# How do i use Aza-Max? Mix with nutes? Mix with just water? Treat as feeding?



## WeSmkDro (May 5, 2010)

Hey rollitup

I just got some aza max and cant figure out whether im supposed to mix it in with nutrients and deliver it like a feeding to the plants, or mix it with just water and feed alone without nutes. I know how much i need to mix per gallon , ive read the instructions. It just doesnt say whether you can mix with nutes or not. Thanks for your help : ) 


Wesmkdro


----------



## WeSmkDro (May 5, 2010)

bump bump bump


----------



## i81two (May 6, 2010)

Soil or hydro ?


----------



## i81two (May 6, 2010)

Im in hydro and i use it as a drench. Shit works great.


----------



## MEANGREEN69 (May 6, 2010)

my buddy used it as a dreanch aswell. hes in coco...and it does work well..


----------



## Truth B Known (Feb 1, 2011)

what up.

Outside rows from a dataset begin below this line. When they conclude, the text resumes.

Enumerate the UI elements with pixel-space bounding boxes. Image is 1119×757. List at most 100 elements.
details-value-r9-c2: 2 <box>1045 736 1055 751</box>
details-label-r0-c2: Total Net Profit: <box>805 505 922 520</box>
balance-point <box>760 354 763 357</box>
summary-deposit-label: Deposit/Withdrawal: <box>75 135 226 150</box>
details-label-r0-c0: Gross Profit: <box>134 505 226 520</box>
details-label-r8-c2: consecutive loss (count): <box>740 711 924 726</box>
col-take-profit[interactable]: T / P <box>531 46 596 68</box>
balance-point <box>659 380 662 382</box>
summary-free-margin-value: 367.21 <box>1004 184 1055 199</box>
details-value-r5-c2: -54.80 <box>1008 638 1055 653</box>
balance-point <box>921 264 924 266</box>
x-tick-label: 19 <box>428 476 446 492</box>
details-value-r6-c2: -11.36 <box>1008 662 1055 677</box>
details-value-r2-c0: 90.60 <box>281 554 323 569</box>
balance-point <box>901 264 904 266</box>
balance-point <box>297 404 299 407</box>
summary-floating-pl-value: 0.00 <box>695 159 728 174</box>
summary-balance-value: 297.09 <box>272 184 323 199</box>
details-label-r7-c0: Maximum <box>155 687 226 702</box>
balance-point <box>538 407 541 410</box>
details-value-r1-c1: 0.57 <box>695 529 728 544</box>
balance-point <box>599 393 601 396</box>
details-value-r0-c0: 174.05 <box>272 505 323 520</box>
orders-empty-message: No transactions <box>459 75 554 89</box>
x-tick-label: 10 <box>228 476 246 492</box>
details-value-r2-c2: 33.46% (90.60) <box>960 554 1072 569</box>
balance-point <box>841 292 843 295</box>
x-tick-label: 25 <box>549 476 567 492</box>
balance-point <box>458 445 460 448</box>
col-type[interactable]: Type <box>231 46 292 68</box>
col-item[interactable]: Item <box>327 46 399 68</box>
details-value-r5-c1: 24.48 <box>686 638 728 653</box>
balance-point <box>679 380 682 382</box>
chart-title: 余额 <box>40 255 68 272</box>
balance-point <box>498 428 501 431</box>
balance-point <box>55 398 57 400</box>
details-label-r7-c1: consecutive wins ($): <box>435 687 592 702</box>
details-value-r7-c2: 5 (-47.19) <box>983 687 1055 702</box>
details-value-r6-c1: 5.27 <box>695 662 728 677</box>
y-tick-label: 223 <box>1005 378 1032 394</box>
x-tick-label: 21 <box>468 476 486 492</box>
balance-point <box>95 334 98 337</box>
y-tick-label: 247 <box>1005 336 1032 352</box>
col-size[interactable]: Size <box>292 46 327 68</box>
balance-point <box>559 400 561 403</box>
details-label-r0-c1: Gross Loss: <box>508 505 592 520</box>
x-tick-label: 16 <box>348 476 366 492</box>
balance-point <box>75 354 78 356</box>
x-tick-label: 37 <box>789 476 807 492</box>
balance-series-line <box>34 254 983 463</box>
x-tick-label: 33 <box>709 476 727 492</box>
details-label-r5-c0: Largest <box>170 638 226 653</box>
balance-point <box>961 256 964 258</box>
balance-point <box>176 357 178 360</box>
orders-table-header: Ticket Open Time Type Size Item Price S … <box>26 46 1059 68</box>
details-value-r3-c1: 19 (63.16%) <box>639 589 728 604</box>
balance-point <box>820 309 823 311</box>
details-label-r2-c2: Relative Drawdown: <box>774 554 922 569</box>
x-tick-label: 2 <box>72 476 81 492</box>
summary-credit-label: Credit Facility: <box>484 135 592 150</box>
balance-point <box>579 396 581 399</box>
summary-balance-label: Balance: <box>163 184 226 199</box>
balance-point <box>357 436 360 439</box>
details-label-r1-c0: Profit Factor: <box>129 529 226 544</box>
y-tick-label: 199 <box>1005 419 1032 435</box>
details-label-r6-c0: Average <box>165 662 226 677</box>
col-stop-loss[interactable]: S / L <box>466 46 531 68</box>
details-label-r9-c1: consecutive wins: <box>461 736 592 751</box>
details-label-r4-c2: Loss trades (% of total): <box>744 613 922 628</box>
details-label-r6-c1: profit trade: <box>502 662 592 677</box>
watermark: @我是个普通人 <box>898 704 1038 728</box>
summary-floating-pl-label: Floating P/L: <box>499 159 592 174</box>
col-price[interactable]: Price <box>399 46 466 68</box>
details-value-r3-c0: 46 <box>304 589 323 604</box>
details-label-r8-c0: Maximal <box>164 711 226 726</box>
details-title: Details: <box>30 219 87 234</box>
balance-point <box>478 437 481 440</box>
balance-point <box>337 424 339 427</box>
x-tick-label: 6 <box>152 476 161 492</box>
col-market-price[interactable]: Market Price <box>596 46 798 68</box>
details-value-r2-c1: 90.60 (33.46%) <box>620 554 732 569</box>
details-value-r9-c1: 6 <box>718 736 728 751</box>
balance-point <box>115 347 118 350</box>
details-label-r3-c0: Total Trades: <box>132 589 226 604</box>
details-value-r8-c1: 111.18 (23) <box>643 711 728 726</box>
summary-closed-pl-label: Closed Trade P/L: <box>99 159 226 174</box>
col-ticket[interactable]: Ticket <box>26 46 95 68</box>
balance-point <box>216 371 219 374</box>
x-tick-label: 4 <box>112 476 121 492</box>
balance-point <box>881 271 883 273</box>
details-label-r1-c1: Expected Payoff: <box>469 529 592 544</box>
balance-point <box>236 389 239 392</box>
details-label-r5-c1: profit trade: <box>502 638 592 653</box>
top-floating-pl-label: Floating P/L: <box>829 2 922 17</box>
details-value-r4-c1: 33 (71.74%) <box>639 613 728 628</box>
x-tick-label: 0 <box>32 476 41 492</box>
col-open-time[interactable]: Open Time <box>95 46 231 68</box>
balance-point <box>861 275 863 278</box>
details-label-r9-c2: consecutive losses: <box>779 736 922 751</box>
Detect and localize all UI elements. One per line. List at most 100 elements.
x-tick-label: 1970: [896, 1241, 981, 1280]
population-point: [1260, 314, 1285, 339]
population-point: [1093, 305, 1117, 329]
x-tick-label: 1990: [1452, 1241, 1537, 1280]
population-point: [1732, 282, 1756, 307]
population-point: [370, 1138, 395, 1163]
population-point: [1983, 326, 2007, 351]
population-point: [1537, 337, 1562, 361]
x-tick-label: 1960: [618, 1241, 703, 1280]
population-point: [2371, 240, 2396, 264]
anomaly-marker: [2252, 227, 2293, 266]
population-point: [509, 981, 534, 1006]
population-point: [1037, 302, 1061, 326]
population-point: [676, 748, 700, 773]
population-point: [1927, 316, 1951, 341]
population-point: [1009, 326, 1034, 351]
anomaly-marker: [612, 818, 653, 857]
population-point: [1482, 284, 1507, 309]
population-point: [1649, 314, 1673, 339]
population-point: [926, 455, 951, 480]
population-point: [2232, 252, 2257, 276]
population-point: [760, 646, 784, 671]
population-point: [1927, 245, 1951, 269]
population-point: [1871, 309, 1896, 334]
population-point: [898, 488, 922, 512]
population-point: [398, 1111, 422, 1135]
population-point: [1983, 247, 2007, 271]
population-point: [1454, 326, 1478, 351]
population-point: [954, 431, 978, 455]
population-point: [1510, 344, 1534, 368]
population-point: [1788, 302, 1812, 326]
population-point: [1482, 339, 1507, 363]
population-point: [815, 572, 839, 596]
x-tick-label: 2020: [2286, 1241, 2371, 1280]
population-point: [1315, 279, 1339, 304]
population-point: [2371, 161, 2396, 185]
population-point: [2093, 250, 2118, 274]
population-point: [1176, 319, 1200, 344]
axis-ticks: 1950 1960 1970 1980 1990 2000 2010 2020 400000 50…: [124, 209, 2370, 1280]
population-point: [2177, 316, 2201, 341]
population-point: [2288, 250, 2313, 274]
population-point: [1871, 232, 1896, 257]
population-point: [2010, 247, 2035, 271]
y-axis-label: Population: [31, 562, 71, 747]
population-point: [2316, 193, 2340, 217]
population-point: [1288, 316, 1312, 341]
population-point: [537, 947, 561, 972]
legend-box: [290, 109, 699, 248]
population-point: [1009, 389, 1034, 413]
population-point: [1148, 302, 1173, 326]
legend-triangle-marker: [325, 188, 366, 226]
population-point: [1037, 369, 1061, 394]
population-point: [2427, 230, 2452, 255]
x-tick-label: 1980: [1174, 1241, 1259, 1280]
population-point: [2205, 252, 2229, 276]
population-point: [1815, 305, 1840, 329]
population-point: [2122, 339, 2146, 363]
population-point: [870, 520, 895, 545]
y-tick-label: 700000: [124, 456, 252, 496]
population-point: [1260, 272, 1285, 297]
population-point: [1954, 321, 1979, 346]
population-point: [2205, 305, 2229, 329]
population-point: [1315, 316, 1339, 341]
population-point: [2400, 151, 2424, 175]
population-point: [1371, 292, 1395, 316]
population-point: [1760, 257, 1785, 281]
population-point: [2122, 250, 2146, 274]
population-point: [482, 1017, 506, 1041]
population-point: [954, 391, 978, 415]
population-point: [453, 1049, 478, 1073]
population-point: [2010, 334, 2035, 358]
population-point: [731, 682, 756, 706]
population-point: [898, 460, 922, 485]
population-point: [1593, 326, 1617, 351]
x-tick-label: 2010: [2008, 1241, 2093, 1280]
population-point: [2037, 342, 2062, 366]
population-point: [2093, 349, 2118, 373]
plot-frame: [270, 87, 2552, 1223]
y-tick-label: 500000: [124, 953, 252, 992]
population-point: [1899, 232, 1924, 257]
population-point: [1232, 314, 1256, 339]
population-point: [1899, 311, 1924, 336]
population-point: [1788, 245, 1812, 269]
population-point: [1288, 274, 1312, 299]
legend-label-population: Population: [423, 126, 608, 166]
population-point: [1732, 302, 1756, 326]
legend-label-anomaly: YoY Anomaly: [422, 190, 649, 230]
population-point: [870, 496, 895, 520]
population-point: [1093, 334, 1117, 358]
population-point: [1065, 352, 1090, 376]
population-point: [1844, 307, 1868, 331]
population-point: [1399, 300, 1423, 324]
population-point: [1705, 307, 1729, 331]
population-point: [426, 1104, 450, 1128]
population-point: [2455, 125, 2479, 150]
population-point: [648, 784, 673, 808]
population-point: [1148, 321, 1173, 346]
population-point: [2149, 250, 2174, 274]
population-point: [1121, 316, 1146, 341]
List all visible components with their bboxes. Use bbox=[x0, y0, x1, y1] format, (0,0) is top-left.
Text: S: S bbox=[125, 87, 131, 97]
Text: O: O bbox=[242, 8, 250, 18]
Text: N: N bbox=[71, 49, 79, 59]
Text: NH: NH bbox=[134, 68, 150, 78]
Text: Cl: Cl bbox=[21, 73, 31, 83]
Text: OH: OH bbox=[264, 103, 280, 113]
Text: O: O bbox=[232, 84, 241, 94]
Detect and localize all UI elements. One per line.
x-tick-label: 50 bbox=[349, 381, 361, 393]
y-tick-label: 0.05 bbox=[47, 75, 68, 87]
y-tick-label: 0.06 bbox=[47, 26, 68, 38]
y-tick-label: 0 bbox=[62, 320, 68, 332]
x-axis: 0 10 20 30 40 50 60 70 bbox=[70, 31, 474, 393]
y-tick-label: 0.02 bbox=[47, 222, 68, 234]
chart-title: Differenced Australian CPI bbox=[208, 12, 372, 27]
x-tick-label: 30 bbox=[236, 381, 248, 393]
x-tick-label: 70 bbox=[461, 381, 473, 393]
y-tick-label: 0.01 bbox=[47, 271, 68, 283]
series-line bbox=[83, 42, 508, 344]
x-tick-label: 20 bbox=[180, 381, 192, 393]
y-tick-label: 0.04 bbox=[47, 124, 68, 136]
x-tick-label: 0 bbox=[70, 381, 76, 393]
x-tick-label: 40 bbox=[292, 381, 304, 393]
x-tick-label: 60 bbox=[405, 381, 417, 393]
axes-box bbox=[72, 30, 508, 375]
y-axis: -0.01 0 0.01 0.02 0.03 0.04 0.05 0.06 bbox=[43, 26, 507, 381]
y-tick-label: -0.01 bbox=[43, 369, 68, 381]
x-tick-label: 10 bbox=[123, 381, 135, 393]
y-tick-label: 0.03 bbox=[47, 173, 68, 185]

I used azamax on my outdoors, worked great. mixed with nutes.. I used maxsea and organic gem. ...but, i just started some blue dream babies, indo, bout to feed them a mix of azamax, organic gem, and oregonism.. let you know after i see whats up..


----------



## hellraizer30 (Feb 1, 2011)

just mix it in your water with nutes


----------